Seruan Untuk Para Aktifis

penulis : Bung Youngki 




Terkesan buruk akhir-akhir ini para aktifis tidak lagi memperjuangkan hal-hal yang benar, sangat di sayangkan ketika para aktifis pun hari ini hanya mampu berargumen dengan landasan kepentingan. Dilema dengan keadaan, terjebak dengan suatu problem. Akhirnya memicu polusi baru bukan solusi baru. Idealisme mereka ibaratnya seperti kopi tanpa gula, artinya idealisme tanpa uang bagi mereka bukan aktifis moderen, berbeda dengan para aktifis # thn 1980-an, yang mana dahulukala perjuangan mereka jelas, tidak seperti sekarang perjuangnya lemas. lantas apalagi yang kita jagokan ataupun yang kita banggakan dari para aktifis kita hari ini yang perjuangannya mati suri. 

Gejolak problematika tidak dapat terselesaikan, tuntutan aspirasi sudah tidak lagi di suarakan. Bahkan ekstrimnya banyak yang telah memilih langkah untuk berjuang membela golongannya, di bandingkan berjuang membela kebenaran dalam kehidupan bersama. Rakyat semakin tertekan dengan adanya polemik ploitik, sosial, ekonomi, pendidikan dan budaya. Berbagai aspek kehidupan ini telah di dominasi oleh kepentingan kaum elit sehingganya memicu adanya diskriminasi atau pemetaan antatara golonagan satu dengan yang lain, padahal ini tidak sesuai dengan cita – cita luhur bangsa indonesia. 

Fakta kehidupan hari ini tidak lagi bersandar pada dasar negara yang di anut yakni pancasila, karena kemunafikan dan keserakahan yang menjalar pada setiap aspek menggambarkan dengan jelas bahwa kehidupan indonesia yang harmonis dan toleran akan keragaman seakan – akan di cengkram dengan adanya cultur olirgaki dan kapitalis. Tidak di punkiri ketika banyak yang ingin memisahkan diri dari indonesia karena kasus demikian. Semisalnya OPM, RMS,dan GAM. Pertanyaan yang mendasar adalah ada apa dengan negri ini,?. Ini bukan sebuah kebetulan, namun hal ini telah menjadi kasus yang membutuhkan keprihatinan semua golongan, terutama bagi kaum aktifis yang katanya idealisnya dipertaruhkan demi negri ini, tetapi akan menjadi lucu ketika kaum aktifis hari ini hanya bisa berdiam diri. Terbelenggu dan terjebak dalam zona kenyamanan. 

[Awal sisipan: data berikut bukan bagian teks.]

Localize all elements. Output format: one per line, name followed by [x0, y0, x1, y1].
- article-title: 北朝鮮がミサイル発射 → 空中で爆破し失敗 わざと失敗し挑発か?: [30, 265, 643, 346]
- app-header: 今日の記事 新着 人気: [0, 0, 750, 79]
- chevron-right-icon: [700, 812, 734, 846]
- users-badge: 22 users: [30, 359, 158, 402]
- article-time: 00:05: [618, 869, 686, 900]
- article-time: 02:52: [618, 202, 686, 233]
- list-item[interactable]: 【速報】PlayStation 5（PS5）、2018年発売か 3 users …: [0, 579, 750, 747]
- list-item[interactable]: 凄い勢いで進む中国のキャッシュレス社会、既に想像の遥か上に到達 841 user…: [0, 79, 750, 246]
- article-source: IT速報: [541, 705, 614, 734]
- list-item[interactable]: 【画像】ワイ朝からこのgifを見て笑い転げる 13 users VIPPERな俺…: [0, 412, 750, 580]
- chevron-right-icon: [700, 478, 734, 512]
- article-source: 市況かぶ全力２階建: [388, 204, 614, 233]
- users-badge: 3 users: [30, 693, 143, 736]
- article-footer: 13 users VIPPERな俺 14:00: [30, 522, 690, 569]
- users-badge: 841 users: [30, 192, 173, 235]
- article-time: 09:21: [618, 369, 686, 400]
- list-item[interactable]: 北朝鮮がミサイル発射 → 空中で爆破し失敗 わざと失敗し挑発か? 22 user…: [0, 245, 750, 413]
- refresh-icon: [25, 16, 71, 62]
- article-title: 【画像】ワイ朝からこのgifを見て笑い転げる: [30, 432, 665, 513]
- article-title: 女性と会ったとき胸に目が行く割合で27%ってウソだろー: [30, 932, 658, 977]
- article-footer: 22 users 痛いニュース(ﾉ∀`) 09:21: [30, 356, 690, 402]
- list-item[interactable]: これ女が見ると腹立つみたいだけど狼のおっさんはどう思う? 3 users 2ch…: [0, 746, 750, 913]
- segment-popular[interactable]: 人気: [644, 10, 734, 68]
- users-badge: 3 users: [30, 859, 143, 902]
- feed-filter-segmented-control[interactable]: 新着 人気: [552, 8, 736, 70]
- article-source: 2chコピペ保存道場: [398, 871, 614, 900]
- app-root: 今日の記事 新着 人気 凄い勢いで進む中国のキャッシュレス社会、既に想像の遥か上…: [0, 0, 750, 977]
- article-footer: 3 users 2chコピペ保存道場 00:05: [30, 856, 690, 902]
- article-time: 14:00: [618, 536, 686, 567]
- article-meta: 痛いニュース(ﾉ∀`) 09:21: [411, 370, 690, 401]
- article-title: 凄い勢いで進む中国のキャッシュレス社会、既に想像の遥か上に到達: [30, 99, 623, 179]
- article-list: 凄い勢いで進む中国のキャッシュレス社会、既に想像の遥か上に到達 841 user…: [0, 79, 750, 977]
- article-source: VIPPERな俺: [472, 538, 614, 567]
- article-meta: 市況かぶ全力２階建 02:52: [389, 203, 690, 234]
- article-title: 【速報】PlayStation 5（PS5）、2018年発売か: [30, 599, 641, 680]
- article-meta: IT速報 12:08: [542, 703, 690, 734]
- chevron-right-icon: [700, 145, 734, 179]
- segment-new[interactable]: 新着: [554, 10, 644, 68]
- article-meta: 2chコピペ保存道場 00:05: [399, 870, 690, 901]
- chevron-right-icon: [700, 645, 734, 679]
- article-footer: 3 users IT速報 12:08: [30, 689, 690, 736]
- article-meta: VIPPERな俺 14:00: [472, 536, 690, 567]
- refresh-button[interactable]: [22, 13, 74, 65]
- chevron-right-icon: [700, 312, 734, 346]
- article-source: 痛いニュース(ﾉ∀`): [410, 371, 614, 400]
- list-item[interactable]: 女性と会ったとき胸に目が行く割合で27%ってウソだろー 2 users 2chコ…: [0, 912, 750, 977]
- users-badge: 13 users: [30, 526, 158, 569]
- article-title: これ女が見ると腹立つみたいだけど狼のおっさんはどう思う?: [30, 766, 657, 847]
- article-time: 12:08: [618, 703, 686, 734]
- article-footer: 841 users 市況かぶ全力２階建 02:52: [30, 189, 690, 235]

Di dalam pendidikan, media, dan wadah – wadah perkempulan yang di bentuk, mereka memainkan peran. rakyat di ceramai, tetapi di balik layar tak sesuai dengan harapan. Ide dan gagasan yang dirintis hanya membela kaum atau golonganya masing – masing. Semisalnya agama kristen membela kekirstenannya dan agama islam membela keislamannya, begitupun yang lainnya. Jikalau demikian sampai kapankah kepentingan bersama di perjuangkan,?. Lantas tekad kita untuk bersumpah dan berikrar untuk menjadi satu bangsa, satu bahasa, dan satu tanah yakni Indonesia, apakah ini hanya sebuah simbolik belaka,?. Atau seperti apa,?. Pertanyaan – pertanyaan ini menjadi sebuah bahan refresing untuk kita semua, karena bagaimanapun para leluluhur kita telah berjuang merebut kemerdekaan, dan merintis kerangka negara ini didalam semangat nasionalisme. Kemudian di bekuhkan uintuk menjadi satu – kesatuan norma berlandaskan moral yang terdapat dalam pancasila yang menjadi dasar negara, agar kita menjadi bangsa yang humanis, bukan bangsa yang pragmatis. 

Mengutip kata sang proklamator yakni soekarno beliau mengatakan bahwa, “ nak pancasila kami bentuk dengan darah dan air mata, agar supaya kalian jangan berkelahi”. Pesan moral dari beliau ini setidaknya mengarahkan kita untuk tidak boleh menyerang atau mencelakakan sesama saudara kita. Beliau mengajak kita untuk hidup rukun dan damai. Lantas ketika berkaca kembali pada konteks kehidupan hari ini sudakah kita sadari dan jalani sesuai pesan – pesan moral yang telah di sampaikan oleh para leluhur kita,?. Ingat bangsa yang besar adalah bangsa yang menghargai jasa para pahlawannya. Bukan bangsa yang mencelakai sesama saudaranya. Menjadi aktifis bukan semudah yang kita pikirkan, tetapi menjadi aktifis harus mampu memikul beban moral bangsa dan mempertanggungjawabkannya kepada masyarakat, tugas yang mulia adalah ketika kita mampu mengaktualisasikan apa yang kita miliki sesuai dengan kompentensi diri kita. 

Kualitas dan kapabilitas yang mapan adalah bukan menjadi senjata untuk menyerang kembali sesama saudara kita. Tetapi itu menjadi modal amunisi yang kuat demi membangun pergerakan yang mengarah pada tatanan kesatuan NKRI dan demi mewujudkan kemajuan dan kesejatrahan dalam kehidupan berbangsa dan bernegara. 

Oleh sebab itu menjadi aktifis harus mampu peka terhadap setiap rangsangan dan problematika bangsa, dan harus mampu menjaga ekstitensi jati diri bangsa, dan kemudian mangaktualisasikannya sesuai dengan moral dan aturan yang berlandaskan dasar negara yakni pancasila. Juga harus mampu menjadi benteng dan atau garda yang mampu melindungi segenap tatanan dari setiap serangan manufer – manufer asing sperti kapitalis dan neolibelaris.